If we know the model of screen (screens if applied nationwide), and their physical size, we can work out roughly how many physical pixels are one each screen, in other words, how many actual LED clusters we are sending info to.
This will give us an idea of how much detail we’re really talking about. Bear in mind that screens vary in dot pitch (distance between pixels) from about 4mm to 25mm.
The composite video feed doesn’t help matters. It’s probably the worst video signal available, but quite common in older screens.
This means that you render everything a little bigger than normal, to cope with the picture degradation (as I discovered on another job recently). Maybe 150%…

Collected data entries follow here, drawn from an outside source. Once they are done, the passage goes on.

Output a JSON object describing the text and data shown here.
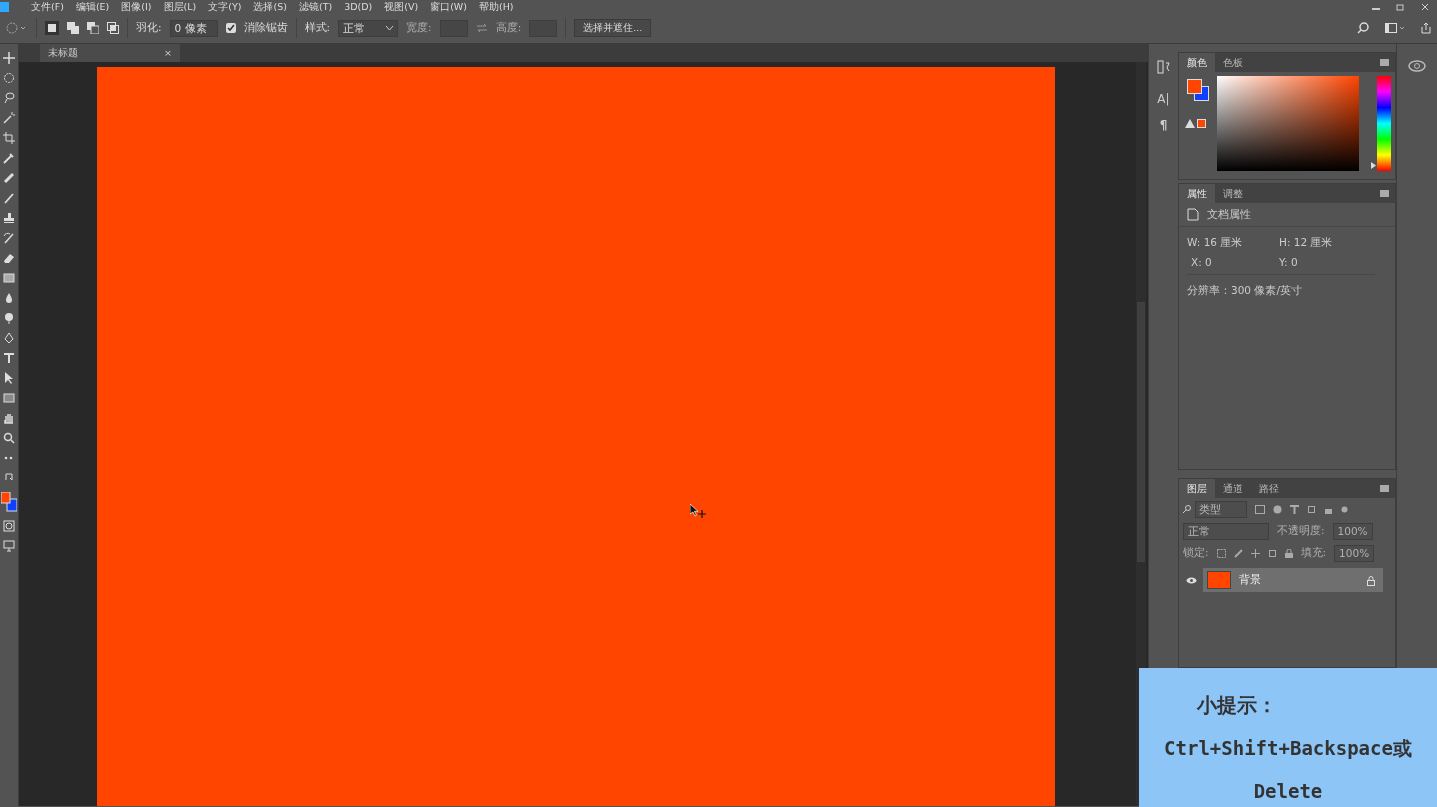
{
  "menu": [
    {
      "label": "文件(F)"
    },
    {
      "label": "编辑(E)"
    },
    {
      "label": "图像(I)"
    },
    {
      "label": "图层(L)"
    },
    {
      "label": "文字(Y)"
    },
    {
      "label": "选择(S)"
    },
    {
      "label": "滤镜(T)"
    },
    {
      "label": "3D(D)"
    },
    {
      "label": "视图(V)"
    },
    {
      "label": "窗口(W)"
    },
    {
      "label": "帮助(H)"
    }
  ],
  "options": {
    "feather_label": "羽化:",
    "feather_value": "0 像素",
    "antialias": {
      "label": "消除锯齿",
      "checked": true
    },
    "style_label": "样式:",
    "style_value": "正常",
    "width_label": "宽度:",
    "height_label": "高度:",
    "select_mask": "选择并遮住..."
  },
  "document_tab": {
    "title": "未标题",
    "close": "×"
  },
  "dock": {
    "character": "A|",
    "paragraph": "¶"
  },
  "color_panel": {
    "tabs": [
      {
        "label": "颜色",
        "selected": true
      },
      {
        "label": "色板",
        "selected": false
      }
    ],
    "hue_slider": {
      "level": 0.02
    }
  },
  "properties_panel": {
    "tabs": [
      {
        "label": "属性",
        "selected": true
      },
      {
        "label": "调整",
        "selected": false
      }
    ],
    "header": "文档属性",
    "w_label": "W:",
    "w_value": "16 厘米",
    "h_label": "H:",
    "h_value": "12 厘米",
    "x_label": "X:",
    "x_value": "0",
    "y_label": "Y:",
    "y_value": "0",
    "resolution": "分辨率：300 像素/英寸"
  },
  "layers_panel": {
    "tabs": [
      {
        "label": "图层",
        "selected": true
      },
      {
        "label": "通道",
        "selected": false
      },
      {
        "label": "路径",
        "selected": false
      }
    ],
    "filter_placeholder": "类型",
    "blend_mode": "正常",
    "opacity_label": "不透明度:",
    "opacity": "100%",
    "lock_label": "锁定:",
    "fill_label": "填充:",
    "fill": "100%",
    "layers": [
      {
        "name": "背景",
        "visible": true,
        "selected": true,
        "locked": true
      }
    ]
  },
  "tip": {
    "title": "小提示：",
    "lines": [
      "Ctrl+Shift+Backspace或",
      "Delete"
    ]
  }
}
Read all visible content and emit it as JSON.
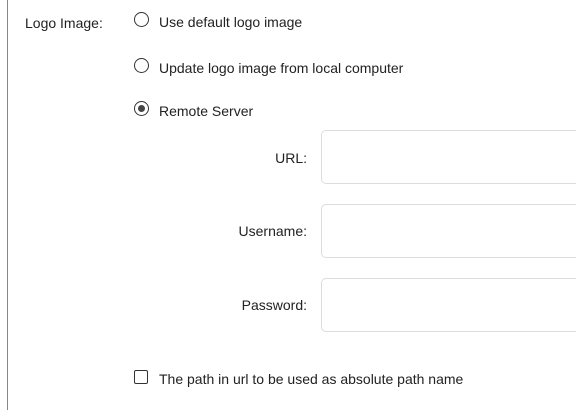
{
  "logo_image": {
    "label": "Logo Image:",
    "options": [
      {
        "label": "Use default logo image",
        "selected": false
      },
      {
        "label": "Update logo image from local computer",
        "selected": false
      },
      {
        "label": "Remote Server",
        "selected": true
      }
    ]
  },
  "remote_server": {
    "url": {
      "label": "URL:",
      "value": ""
    },
    "username": {
      "label": "Username:",
      "value": ""
    },
    "password": {
      "label": "Password:",
      "value": ""
    }
  },
  "absolute_path": {
    "label": "The path in url to be used as absolute path name",
    "checked": false
  }
}
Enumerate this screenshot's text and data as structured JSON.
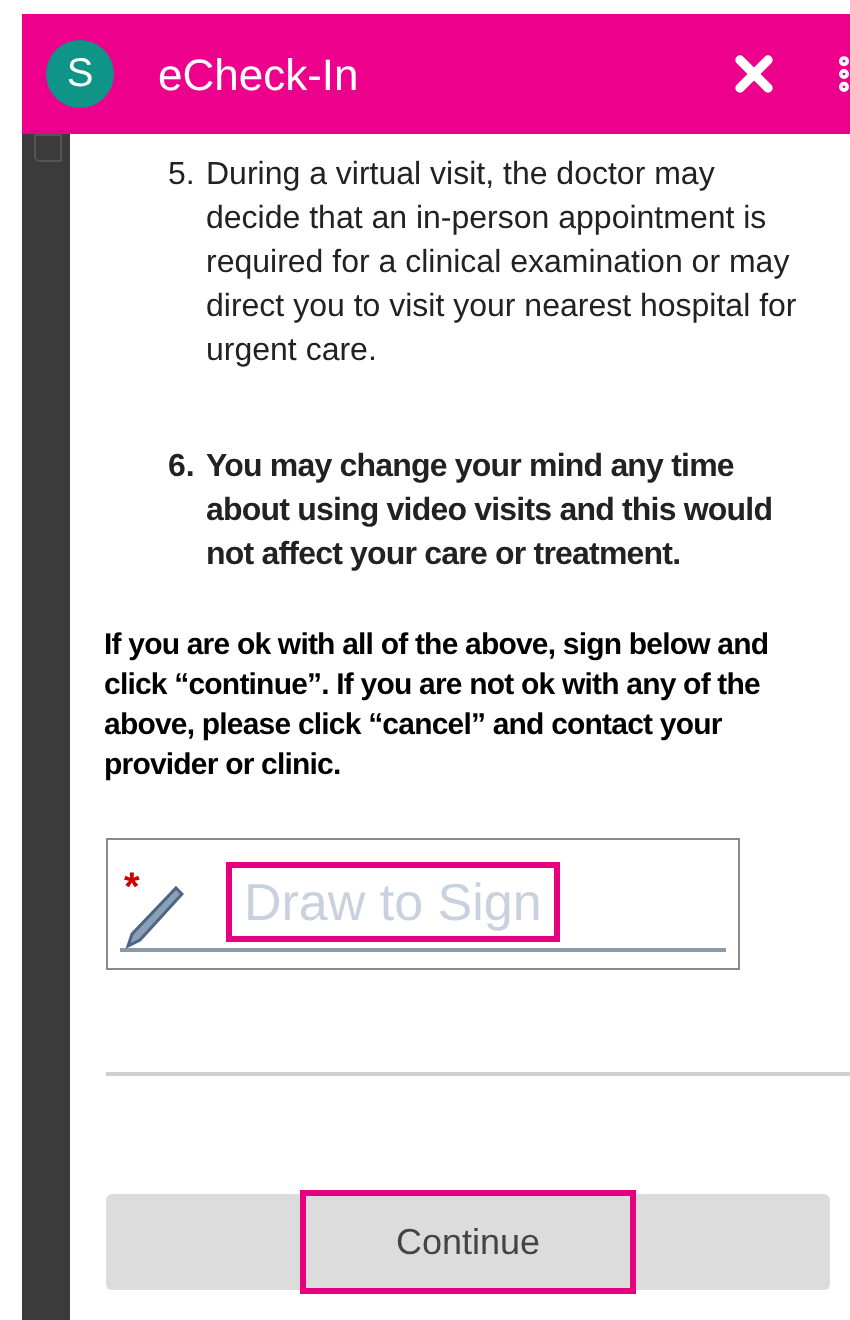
{
  "header": {
    "avatar_letter": "S",
    "title": "eCheck-In"
  },
  "items": [
    {
      "number": "5.",
      "text": "During a virtual visit, the doctor may decide that an in-person appointment is required for a clinical examination or may direct you to visit your nearest hospital for urgent care.",
      "emphasis": false
    },
    {
      "number": "6.",
      "text": "You may change your mind any time about using video visits and this would not affect your care or treatment.",
      "emphasis": true
    }
  ],
  "instructions": "If you are ok with all of the above, sign below and click “continue”. If you are not ok with any of the above, please click “cancel” and contact your provider or clinic.",
  "signature": {
    "required_mark": "*",
    "placeholder": "Draw to Sign",
    "highlighted": true
  },
  "continue_button": {
    "label": "Continue",
    "highlighted": true
  }
}
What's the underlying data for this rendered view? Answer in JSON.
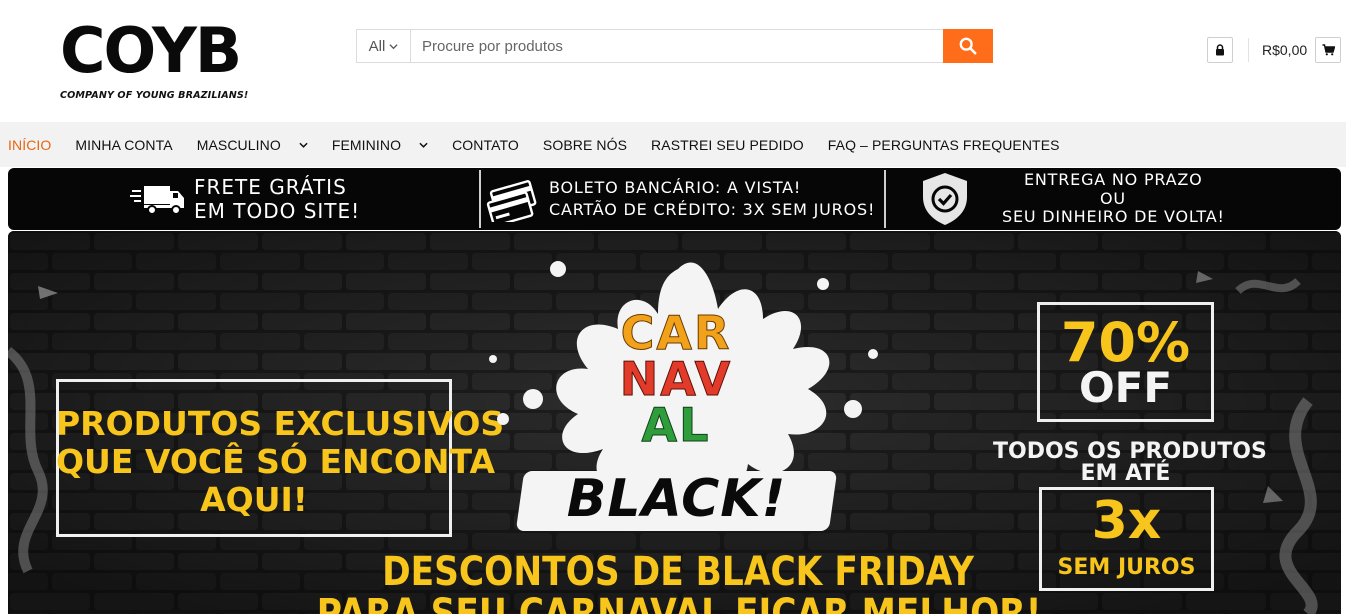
{
  "header": {
    "logo_text": "COYB",
    "logo_tagline": "COMPANY OF YOUNG BRAZILIANS!",
    "search": {
      "category": "All",
      "placeholder": "Procure por produtos"
    },
    "cart_total": "R$0,00",
    "icons": {
      "search": "search-icon",
      "lock": "lock-icon",
      "cart": "cart-icon"
    }
  },
  "nav": {
    "items": [
      {
        "label": "INÍCIO",
        "active": true,
        "dropdown": false
      },
      {
        "label": "MINHA CONTA",
        "active": false,
        "dropdown": false
      },
      {
        "label": "MASCULINO",
        "active": false,
        "dropdown": true
      },
      {
        "label": "FEMININO",
        "active": false,
        "dropdown": true
      },
      {
        "label": "CONTATO",
        "active": false,
        "dropdown": false
      },
      {
        "label": "SOBRE NÓS",
        "active": false,
        "dropdown": false
      },
      {
        "label": "RASTREI SEU PEDIDO",
        "active": false,
        "dropdown": false
      },
      {
        "label": "FAQ – PERGUNTAS FREQUENTES",
        "active": false,
        "dropdown": false
      }
    ],
    "active_color": "#e8650f"
  },
  "infobar": {
    "shipping": {
      "line1": "FRETE GRÁTIS",
      "line2": "EM TODO SITE!",
      "icon": "truck-icon"
    },
    "payment": {
      "line1": "BOLETO BANCÁRIO: A VISTA!",
      "line2": "CARTÃO DE CRÉDITO: 3X SEM JUROS!",
      "icon": "credit-card-icon"
    },
    "guarantee": {
      "line1": "ENTREGA NO PRAZO",
      "line2": "OU",
      "line3": "SEU DINHEIRO DE VOLTA!",
      "icon": "shield-check-icon"
    }
  },
  "banner": {
    "left_box": {
      "line1": "PRODUTOS EXCLUSIVOS",
      "line2": "QUE VOCÊ SÓ ENCONTA",
      "line3": "AQUI!"
    },
    "center_logo": {
      "word1": "CAR",
      "word2": "NAV",
      "word3": "AL",
      "word4": "BLACK!"
    },
    "discount": {
      "value": "70%",
      "label": "OFF"
    },
    "all_products": {
      "line1": "TODOS OS PRODUTOS",
      "line2": "EM ATÉ"
    },
    "installments": {
      "value": "3x",
      "label": "SEM JUROS"
    },
    "bottom": {
      "line1": "DESCONTOS DE BLACK FRIDAY",
      "line2": "PARA SEU CARNAVAL FICAR MELHOR!"
    },
    "accent_color": "#f7c51b"
  },
  "colors": {
    "brand_orange": "#ff6d1a"
  }
}
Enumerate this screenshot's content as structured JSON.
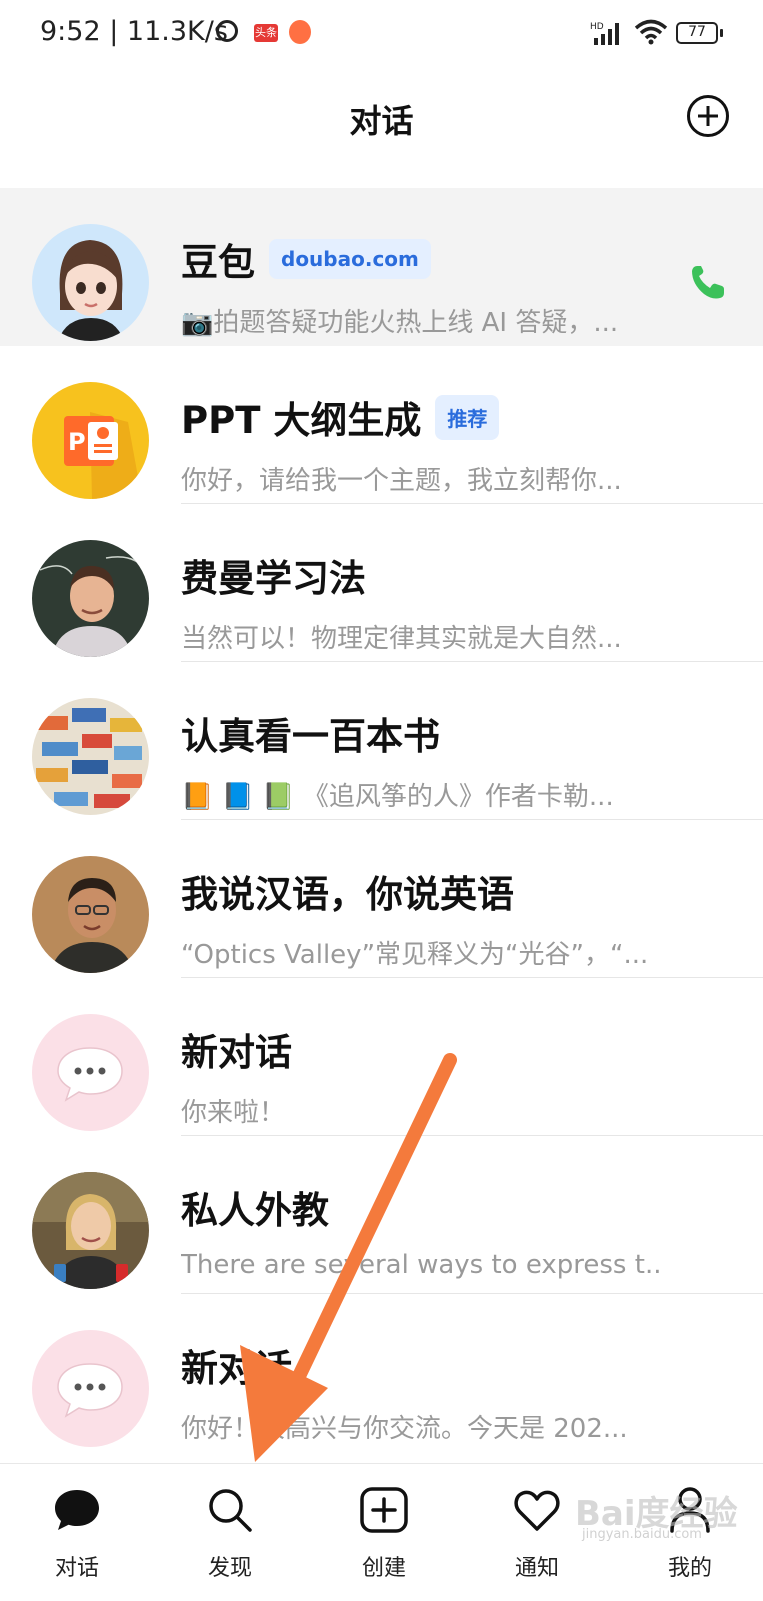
{
  "status_bar": {
    "time": "9:52 | 11.3K/s",
    "app_badge_1": "头条",
    "battery": "77"
  },
  "header": {
    "title": "对话"
  },
  "conversations": [
    {
      "name": "豆包",
      "tag": "doubao.com",
      "preview": "📷拍题答疑功能火热上线 AI 答疑，...",
      "avatar": "doubao-avatar",
      "active": true
    },
    {
      "name": "PPT 大纲生成",
      "tag": "推荐",
      "preview": "你好，请给我一个主题，我立刻帮你...",
      "avatar": "ppt-avatar"
    },
    {
      "name": "费曼学习法",
      "tag": "",
      "preview": "当然可以！物理定律其实就是大自然...",
      "avatar": "feynman-avatar"
    },
    {
      "name": "认真看一百本书",
      "tag": "",
      "preview": "📙 📘 📗 《追风筝的人》作者卡勒...",
      "avatar": "books-avatar"
    },
    {
      "name": "我说汉语，你说英语",
      "tag": "",
      "preview": "“Optics Valley”常见释义为“光谷”，“...",
      "avatar": "translator-avatar"
    },
    {
      "name": "新对话",
      "tag": "",
      "preview": "你来啦！",
      "avatar": "chat-bubble-avatar"
    },
    {
      "name": "私人外教",
      "tag": "",
      "preview": "There are several ways to express t...",
      "avatar": "tutor-avatar"
    },
    {
      "name": "新对话",
      "tag": "",
      "preview": "你好！很高兴与你交流。今天是 202...",
      "avatar": "chat-bubble-avatar"
    }
  ],
  "bottom_nav": [
    {
      "label": "对话",
      "icon": "chat-bubble-icon"
    },
    {
      "label": "发现",
      "icon": "search-icon"
    },
    {
      "label": "创建",
      "icon": "plus-square-icon"
    },
    {
      "label": "通知",
      "icon": "heart-icon"
    },
    {
      "label": "我的",
      "icon": "person-icon"
    }
  ],
  "watermark": {
    "brand": "Bai度经验",
    "url": "jingyan.baidu.com"
  },
  "colors": {
    "accent_tag_bg": "#e4efff",
    "accent_tag_text": "#2a6cdc",
    "call_green": "#3cc15a",
    "arrow_orange": "#f47a3c"
  }
}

The other issue is how the Mac Mini outputs composite video. If it’s a little USB/firewire device, we’re in trouble. Is there some kinda built-in video output in the Mac Mini? Hopefully not….Maybe a Mac Mini is a little underpowered for what you’re doing here…..or is it just me?
It needs to be converted using a professional scan converter, like a Barco ImagePro or Matrox MXO, otherwise the video output is going to be really crap…. ImagePro is good, because it can cleanly scale the image up to the right size.
Sorry. Going on here a bit.
1) Make of screen. Including Dot Pitch. 5mm? 8mm? 20mm?
Once you’ve got that, we can put a brief together, like:
1) “Please make a Jitter patch that outputs a 640×480 image (but needs to run cleanly on a Mac Mini).”
2) “You’ve got a Unibrain USB camera as an input.”
That sort of thing.
Most of the dudes on this forum have a lot of experience with hands-on installations. This means we havbe all been through the pain of slaving at a keyboard in our studio for weeks to make something that looks great, only to show it on a screen, or in a space that makes it look absolutely shite. It happens A LOT. Particularly when big clients with budgets are absent. However, I realise it seems like the Spanish Inquisition at times.